Coastal Management Flashcards
Amenity Value
Amenity values are the characteristics that influence and enhance people’s appreciation of a particular area. These values are derived from the pleasantness, aesthetic coherence and cultural and recreational attributes of an area.
Dune Stabilisation
Stabilizing dunes involves multiple actions. Planting vegetation reduces the impact of wind and water. Wooden sand fences can help retain sand and other material needed for a healthy sand dune ecosystem.
Beach Nourishment
Pumping sand from elsewhere onto an eroding shoreline to create a new beach or to widen the existing beach.
Cliff Drainage
Drains put into a cliff to intercept the water movement through the cliff which causes mass movement.
Cliff Regrading
Restructuring a cliff face to take away the steep gradient. This reduces instability
Cost Benefit Analysis
It is a systematic approach to estimating the strengths and weaknesses of alternatives. It is used to determine options that provide the best approach to achieve benefits while preserving savings
Environmental Impact Assessment
A process of evaluating the likely environmental impacts of a proposed project or development, taking into account inter-related socio-economic, cultural and human-health impacts, both beneficial and adverse.
Environmental Refugee
A person displaced owing to environmental causes, notably land loss and degradation, and natural disaster
Groynes
A man-made barrier built across a beach. These trap sand which the waves have moved along the beach and prevent longshore drift
Hard Engineering
Controlled disruption of natural processes by using man-made structure (e.g. sea wall)
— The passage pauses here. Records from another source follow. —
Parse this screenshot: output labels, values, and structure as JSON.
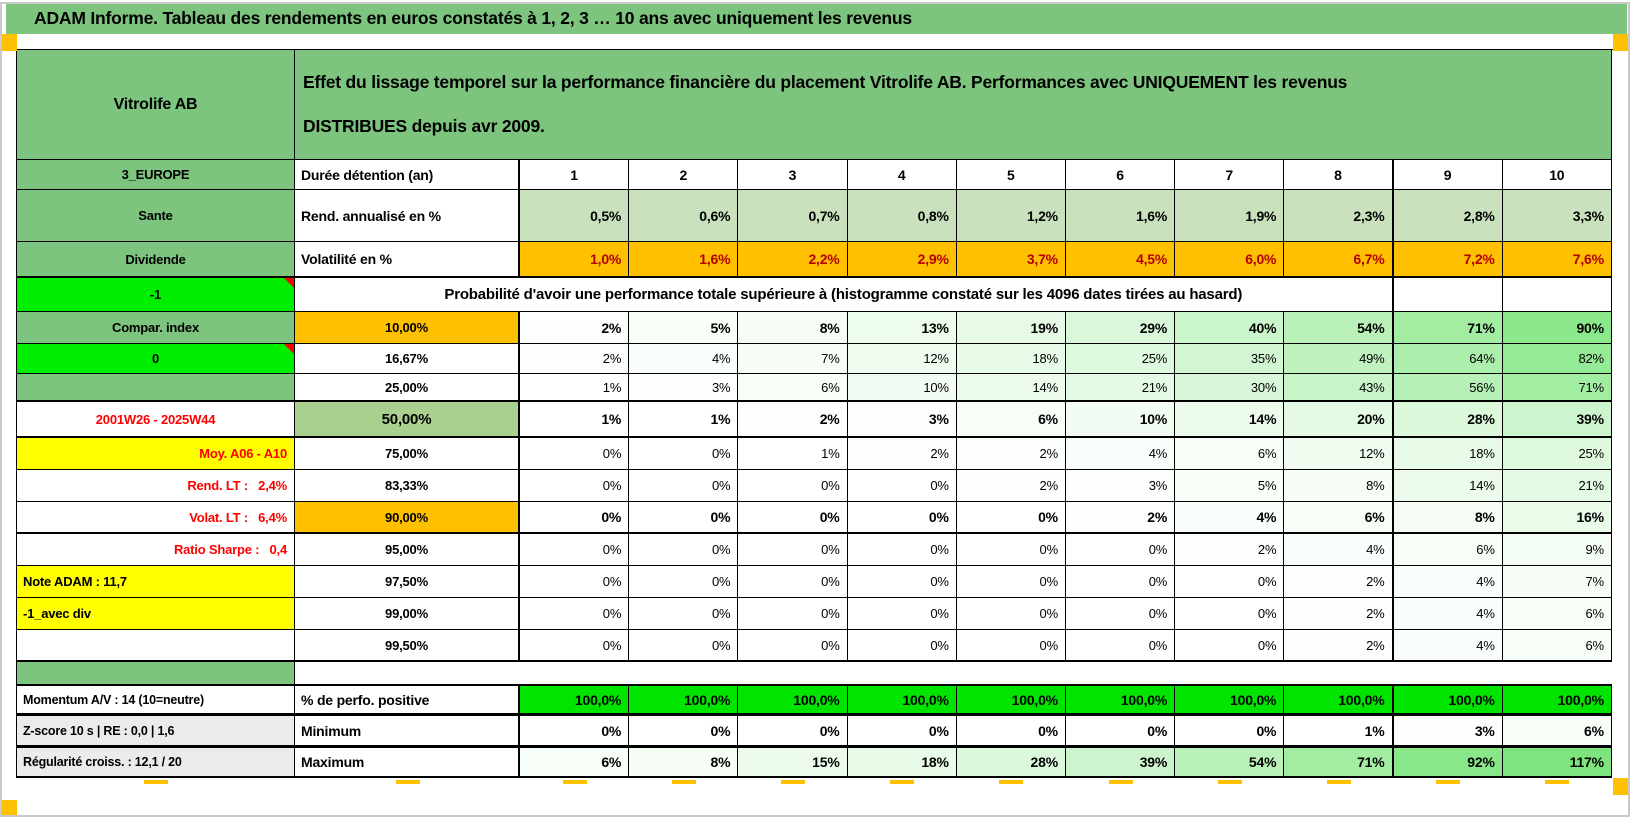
{
  "title_bar": {
    "title": "ADAM Informe. Tableau des rendements en euros constatés à 1, 2, 3 … 10 ans avec uniquement les revenus"
  },
  "header": {
    "asset_name": "Vitrolife AB",
    "description_line1": "Effet du lissage temporel sur la performance financière du placement Vitrolife AB. Performances avec UNIQUEMENT les revenus",
    "description_line2": "DISTRIBUES depuis avr 2009."
  },
  "columns": {
    "left_header": "3_EUROPE",
    "duration_label": "Durée détention (an)",
    "years": [
      "1",
      "2",
      "3",
      "4",
      "5",
      "6",
      "7",
      "8",
      "9",
      "10"
    ]
  },
  "perf_rows": [
    {
      "left": "Sante",
      "label": "Rend. annualisé en %",
      "values": [
        "0,5%",
        "0,6%",
        "0,7%",
        "0,8%",
        "1,2%",
        "1,6%",
        "1,9%",
        "2,3%",
        "2,8%",
        "3,3%"
      ]
    },
    {
      "left": "Dividende",
      "label": "Volatilité en %",
      "values": [
        "1,0%",
        "1,6%",
        "2,2%",
        "2,9%",
        "3,7%",
        "4,5%",
        "6,0%",
        "6,7%",
        "7,2%",
        "7,6%"
      ]
    }
  ],
  "probability": {
    "left_marker": "-1",
    "header": "Probabilité d'avoir une performance totale supérieure à (histogramme constaté sur les 4096 dates tirées au hasard)",
    "rows": [
      {
        "left": "Compar. index",
        "left_style": "green",
        "threshold": "10,00%",
        "threshold_style": "orange",
        "bold": true,
        "values": [
          2,
          5,
          8,
          13,
          19,
          29,
          40,
          54,
          71,
          90
        ]
      },
      {
        "left": "0",
        "left_style": "bright-green",
        "threshold": "16,67%",
        "threshold_style": "plain",
        "bold": false,
        "values": [
          2,
          4,
          7,
          12,
          18,
          25,
          35,
          49,
          64,
          82
        ]
      },
      {
        "left": "",
        "left_style": "green",
        "threshold": "25,00%",
        "threshold_style": "plain",
        "bold": false,
        "values": [
          1,
          3,
          6,
          10,
          14,
          21,
          30,
          43,
          56,
          71
        ]
      },
      {
        "left": "2001W26 - 2025W44",
        "left_style": "red-center",
        "threshold": "50,00%",
        "threshold_style": "green",
        "bold": true,
        "values": [
          1,
          1,
          2,
          3,
          6,
          10,
          14,
          20,
          28,
          39
        ]
      },
      {
        "left": "Moy. A06 - A10",
        "left_style": "yellow-right",
        "threshold": "75,00%",
        "threshold_style": "plain",
        "bold": false,
        "values": [
          0,
          0,
          1,
          2,
          2,
          4,
          6,
          12,
          18,
          25
        ]
      },
      {
        "left": "Rend. LT :   2,4%",
        "left_style": "red-right",
        "threshold": "83,33%",
        "threshold_style": "plain",
        "bold": false,
        "values": [
          0,
          0,
          0,
          0,
          2,
          3,
          5,
          8,
          14,
          21
        ]
      },
      {
        "left": "Volat. LT :   6,4%",
        "left_style": "red-right",
        "threshold": "90,00%",
        "threshold_style": "orange",
        "bold": true,
        "values": [
          0,
          0,
          0,
          0,
          0,
          2,
          4,
          6,
          8,
          16
        ]
      },
      {
        "left": "Ratio Sharpe :   0,4",
        "left_style": "red-right",
        "threshold": "95,00%",
        "threshold_style": "plain",
        "bold": false,
        "values": [
          0,
          0,
          0,
          0,
          0,
          0,
          2,
          4,
          6,
          9
        ]
      },
      {
        "left": "Note ADAM : 11,7",
        "left_style": "yellow-left",
        "threshold": "97,50%",
        "threshold_style": "plain",
        "bold": false,
        "values": [
          0,
          0,
          0,
          0,
          0,
          0,
          0,
          2,
          4,
          7
        ]
      },
      {
        "left": "-1_avec div",
        "left_style": "yellow-left",
        "threshold": "99,00%",
        "threshold_style": "plain",
        "bold": false,
        "values": [
          0,
          0,
          0,
          0,
          0,
          0,
          0,
          2,
          4,
          6
        ]
      },
      {
        "left": "",
        "left_style": "plain",
        "threshold": "99,50%",
        "threshold_style": "plain",
        "bold": false,
        "values": [
          0,
          0,
          0,
          0,
          0,
          0,
          0,
          2,
          4,
          6
        ]
      }
    ]
  },
  "bottom": {
    "rows": [
      {
        "left": "Momentum A/V : 14 (10=neutre)",
        "label": "% de perfo. positive",
        "values": [
          "100,0%",
          "100,0%",
          "100,0%",
          "100,0%",
          "100,0%",
          "100,0%",
          "100,0%",
          "100,0%",
          "100,0%",
          "100,0%"
        ],
        "style": "perfo"
      },
      {
        "left": "Z-score 10 s | RE : 0,0 | 1,6",
        "label": "Minimum",
        "values": [
          0,
          0,
          0,
          0,
          0,
          0,
          0,
          1,
          3,
          6
        ],
        "style": "tint"
      },
      {
        "left": "Régularité croiss. : 12,1 / 20",
        "label": "Maximum",
        "values": [
          6,
          8,
          15,
          18,
          28,
          39,
          54,
          71,
          92,
          117
        ],
        "style": "tint"
      }
    ]
  },
  "colors": {
    "header_green": "#7DC57E",
    "cell_light_green": "#C9E1BD",
    "orange": "#FFC000",
    "bright_green": "#00EE00",
    "perfo_green": "#00E400",
    "yellow": "#FFFF00",
    "red": "#FF0000",
    "dark_red": "#B30000",
    "gray_label": "#EBEBEB",
    "green_50": "#A9D08E",
    "tint_green": "#7EE57E"
  }
}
Integrated Coastal Management
A process for the management of the coast using an integrated approach, regarding all aspects of the coastal zone, including geographical and political boundaries, in an attempt to achieve sustainability.
Managed Retreat
Areas of the coast are allowed to erode and flood naturally. Usually this will be areas considered to be of low value - eg places not being used for housing or farmland.
Revetment
Revetments are concrete (or in some cases wooden) structures that are built along the base of a cliff. They’re slanted and act as a barrier against waves not too dissimilar to a sea wall. The revetments absorb the energy of the waves, preventing the cliffs from being eroded. Revetments can be modified so that they have rippled surfaces, which further help to dissipate the wave energy.
Rip Rap
Riprap are rocks and stones that have been put against the base of a cliff.
Breakwaters
Offshore concrete walls that break incoming waves out at sea so that their erosive power is reduced to next to none when they reach the coast.